2013-03-26 Thread Russ Abbott
_Causation and Explanation_ looks like a good book. Strangely, its
Amazon paperback
pricehttp://www.amazon.com/Causation-Explanation-Topics-Contemporary-Philosophy/dp/B008SLYJ4G/ref=wl_it_dp_o_pC_S_nC?ie=UTF8colid=QIM4OPN4IQSScoliid=I1V01X94UI8MFU
is
only $13.52 even though its Amazon Kindle price is $28.80. (I just ordered
one of the 3 copies remaining in stock.)

I have no problem with the
manipulatist/Baysian/experimentalist/social-studies approach to causation.
It's a way to establish a connection between A and B that's stronger than
correlation. (More or less: if changing A changes B, then A is a cause of
B.)

But that doesn't explain how A causes B. It's in that sort of
how-explanation that I don't see scientific talk of causation.


*-- Russ Abbott*
*_*
***  Professor, Computer Science*
*  California State University, Los Angeles*

*  My paper on how the Fed can fix the economy: ssrn.com/abstract=1977688*
*  Google voice: 747-*999-5105
  Google+: plus.google.com/114865618166480775623/
*  vita:  *sites.google.com/site/russabbott/
  CS Wiki http://cs.calstatela.edu/wiki/ and the courses I teach
*_*


On Tue, Mar 26, 2013 at 11:44 AM, glen g...@ropella.name wrote:

 Victoria Hughes wrote at 03/26/2013 11:27 AM:
  1. The discussion also references non-European, non-white-male models
 for awareness, reality, conceptual modeling, etc.
  2. The discussion does not devolve into intellectual posturing.

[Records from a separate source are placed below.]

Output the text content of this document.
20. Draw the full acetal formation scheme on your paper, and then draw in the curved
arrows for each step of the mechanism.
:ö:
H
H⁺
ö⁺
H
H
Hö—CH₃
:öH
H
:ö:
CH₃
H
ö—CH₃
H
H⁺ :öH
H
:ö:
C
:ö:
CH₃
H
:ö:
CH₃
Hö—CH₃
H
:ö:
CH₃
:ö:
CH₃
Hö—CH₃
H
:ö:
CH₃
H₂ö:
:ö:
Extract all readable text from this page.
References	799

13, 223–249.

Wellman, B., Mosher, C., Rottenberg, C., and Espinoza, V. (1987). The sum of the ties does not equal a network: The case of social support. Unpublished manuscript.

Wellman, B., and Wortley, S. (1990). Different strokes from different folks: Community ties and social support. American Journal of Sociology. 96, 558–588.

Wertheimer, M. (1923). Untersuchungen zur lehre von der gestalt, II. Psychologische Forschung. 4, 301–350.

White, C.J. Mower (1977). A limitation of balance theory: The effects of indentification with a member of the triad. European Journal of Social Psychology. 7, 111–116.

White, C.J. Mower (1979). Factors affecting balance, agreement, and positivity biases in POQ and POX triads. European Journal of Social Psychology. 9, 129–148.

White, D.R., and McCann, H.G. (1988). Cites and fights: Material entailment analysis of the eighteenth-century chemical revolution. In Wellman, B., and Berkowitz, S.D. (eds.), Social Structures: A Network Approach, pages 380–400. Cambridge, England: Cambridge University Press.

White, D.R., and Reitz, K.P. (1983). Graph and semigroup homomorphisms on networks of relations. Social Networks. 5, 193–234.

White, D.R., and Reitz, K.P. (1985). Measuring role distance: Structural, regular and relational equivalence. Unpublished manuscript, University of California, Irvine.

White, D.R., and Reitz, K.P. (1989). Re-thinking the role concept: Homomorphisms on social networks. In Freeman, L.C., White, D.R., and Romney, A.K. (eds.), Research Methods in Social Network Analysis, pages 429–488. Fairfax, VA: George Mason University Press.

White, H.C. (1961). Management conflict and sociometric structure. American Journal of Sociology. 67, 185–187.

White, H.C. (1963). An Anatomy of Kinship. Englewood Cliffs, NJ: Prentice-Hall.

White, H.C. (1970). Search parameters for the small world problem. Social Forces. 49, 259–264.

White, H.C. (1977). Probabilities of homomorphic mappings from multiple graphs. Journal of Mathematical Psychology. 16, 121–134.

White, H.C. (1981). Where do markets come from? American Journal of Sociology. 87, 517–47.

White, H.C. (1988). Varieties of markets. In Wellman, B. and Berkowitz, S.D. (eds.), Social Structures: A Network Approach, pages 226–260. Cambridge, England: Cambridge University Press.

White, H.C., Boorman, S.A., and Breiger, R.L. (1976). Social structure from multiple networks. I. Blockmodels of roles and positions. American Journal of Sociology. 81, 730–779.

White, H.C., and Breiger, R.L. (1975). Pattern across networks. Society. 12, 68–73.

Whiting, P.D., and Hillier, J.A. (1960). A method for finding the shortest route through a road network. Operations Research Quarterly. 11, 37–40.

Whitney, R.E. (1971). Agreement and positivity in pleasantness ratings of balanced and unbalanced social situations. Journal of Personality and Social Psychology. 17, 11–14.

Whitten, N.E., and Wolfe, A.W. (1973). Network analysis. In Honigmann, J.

 This reminded me of the Ulam quote:

 Talking about non-linear mathematics is like talking about non-elephant
 zoology. -- Stanislaw Ulam

 I willingly admit my ignorance.  But honestly, is there _any_ philosophy
 that is not, ultimately, intellectual posturing? ;-)  Or, further, is
 there any speech/verbiage whatsoever that is not, ultimately,
 intellectual posturing?

 I heard from somewhere a speculation that the emergence of human
 language replaced (to whatever extent) grooming.  If that's at all true,
 then I suppose there is some speech ... pillow talk, platitudes, or
 perhaps lyricism/poetry that is as much about physics (soothing and
 communion) as it is about the ideal of communication or intellect.  And
 I suppose one might believe (act as if) the expression of an ideal (an
 intellectual artifact) via words is somehow authentic as opposed to
 posturing.  But, when I examine my own behavior in the light of what I
 observe from others and vice versa, it's quite difficult to distinguish
 between the former (authentic expression) and the latter (posturing).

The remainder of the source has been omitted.